Selon les analystes de la GRC, le groupe dont Merouane Ghalmi disait partager la philosophie est un regroupement d'islamistes et de salafistes qui se consacre entièrement au combat armé en Syrie et qui serait l'un des groupes «les plus extrêmes» à combattre le régime de Bashar al-Asad. Ahrar al-Sham aurait participé à des massacres à motivation religieuse et se serait coordonné avec les groupes al-Qaïda, Jabhat al-Nosra et l'État islamique pour cesser les combats fratricides et se concentrer sur le régime à abattre.

Ce qu'a dit Ghalmi aux autorités

REFUS DES CONCESSIONS

« Je n'en ai pas mal rien à foutre du Nord-Américain... Tu peux pas mélanger l'huile et le vinaigre.
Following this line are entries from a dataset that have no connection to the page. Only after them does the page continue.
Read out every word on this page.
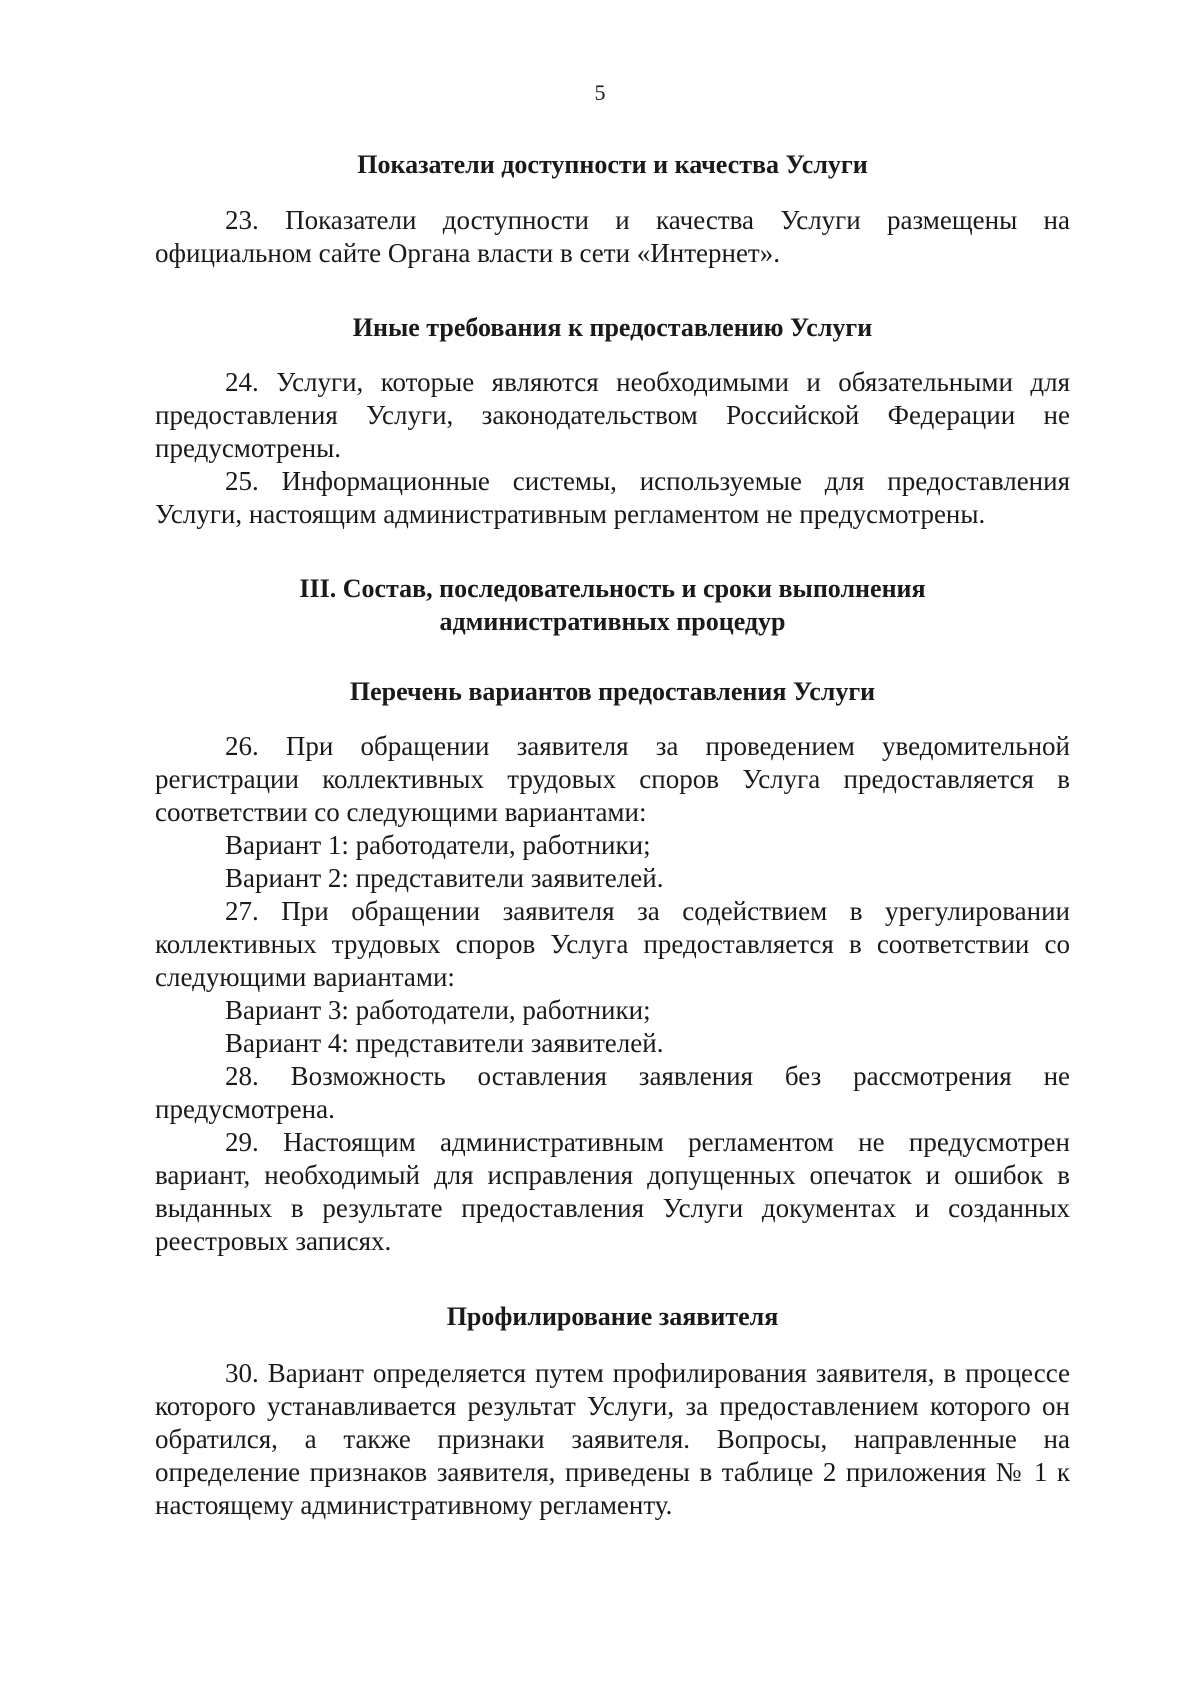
5
Показатели доступности и качества Услуги

23. Показатели доступности и качества Услуги размещены на официальном сайте Органа власти в сети «Интернет».

Иные требования к предоставлению Услуги

24. Услуги, которые являются необходимыми и обязательными для предоставления Услуги, законодательством Российской Федерации не предусмотрены.

25. Информационные системы, используемые для предоставления Услуги, настоящим административным регламентом не предусмотрены.

III. Состав, последовательность и сроки выполнения
административных процедур
Перечень вариантов предоставления Услуги

26. При обращении заявителя за проведением уведомительной регистрации коллективных трудовых споров Услуга предоставляется в соответствии со следующими вариантами:

Вариант 1: работодатели, работники;

Вариант 2: представители заявителей.

27. При обращении заявителя за содействием в урегулировании коллективных трудовых споров Услуга предоставляется в соответствии со следующими вариантами:

Вариант 3: работодатели, работники;

Вариант 4: представители заявителей.

28. Возможность оставления заявления без рассмотрения не предусмотрена.

29. Настоящим административным регламентом не предусмотрен вариант, необходимый для исправления допущенных опечаток и ошибок в выданных в результате предоставления Услуги документах и созданных реестровых записях.

Профилирование заявителя

30. Вариант определяется путем профилирования заявителя, в процессе которого устанавливается результат Услуги, за предоставлением которого он обратился, а также признаки заявителя. Вопросы, направленные на определение признаков заявителя, приведены в таблице 2 приложения № 1 к настоящему административному регламенту.
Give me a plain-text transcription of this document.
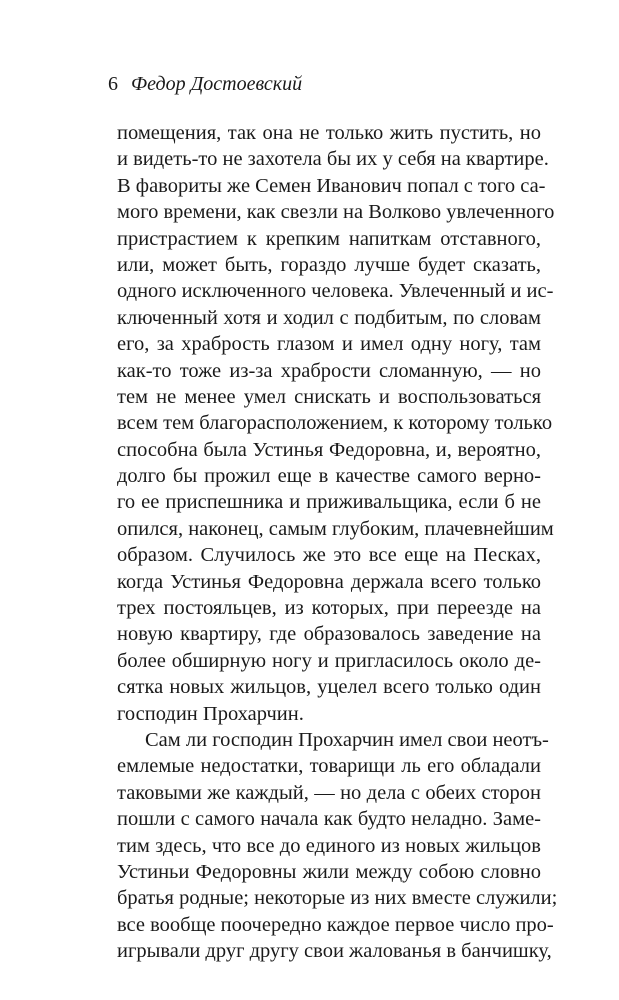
6 Федор Достоевский
помещения, так она не только жить пустить, но
и видеть-то не захотела бы их у себя на квартире.
В фавориты же Семен Иванович попал с того са-
мого времени, как свезли на Волково увлеченного
пристрастием к крепким напиткам отставного,
или, может быть, гораздо лучше будет сказать,
одного исключенного человека. Увлеченный и ис-
ключенный хотя и ходил с подбитым, по словам
его, за храбрость глазом и имел одну ногу, там
как-то тоже из-за храбрости сломанную, — но
тем не менее умел снискать и воспользоваться
всем тем благорасположением, к которому только
способна была Устинья Федоровна, и, вероятно,
долго бы прожил еще в качестве самого верно-
го ее приспешника и приживальщика, если б не
опился, наконец, самым глубоким, плачевнейшим
образом. Случилось же это все еще на Песках,
когда Устинья Федоровна держала всего только
трех постояльцев, из которых, при переезде на
новую квартиру, где образовалось заведение на
более обширную ногу и пригласилось около де-
сятка новых жильцов, уцелел всего только один
господин Прохарчин.
Сам ли господин Прохарчин имел свои неотъ-
емлемые недостатки, товарищи ль его обладали
таковыми же каждый, — но дела с обеих сторон
пошли с самого начала как будто неладно. Заме-
тим здесь, что все до единого из новых жильцов
Устиньи Федоровны жили между собою словно
братья родные; некоторые из них вместе служили;
все вообще поочередно каждое первое число про-
игрывали друг другу свои жалованья в банчишку,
L'islam en Occident ça marche si tu fais des concessions... Moi je veux pas faire des concessions : exemple, dire à ton boss que tu dois prier le vendredi. »

« LÀ-BAS C'EST MIEUX »

« Je chasse pas deux objectifs en même temps. Le plus important c'est ta relation avec Allah et avoir la paix d'esprit. J'ai vécu ici, j'ai vécu là-bas... là-bas c'est mieux. »

AIDER AVEC DES ARMES

« Ils ont le droit de se défendre. Un bon musulman doit aider. Si quelqu'un a faim, tu lui donnes de la nourriture. Si quelqu'un doit être protégé, tu dois le défendre. Un bon musulman a des responsabilités d'aider ses frères de n'importe quelle façon possible, avec des armes si ça doit se faire. »

MOURIR EN MARTYR

« La meilleure mort c'est la mort du martyr. Même si les gens pensent que c'est des criminels, pour moi c'est pas des criminels des personnes qui défendaient les plus faibles. Ils n'ont pas abandonné le peuple syrien. Des gens qui sont morts pour une bonne cause, qui sont morts en défendant les plus faibles. »

LA DÉMOCRATIE

« Personnellement, je ne supporte pas un groupe qui est pro démocrate. Dans un pays où vivent les musulmans, il ne doit pas y avoir la démocratie, car la démocratie est la loi de l'homme. »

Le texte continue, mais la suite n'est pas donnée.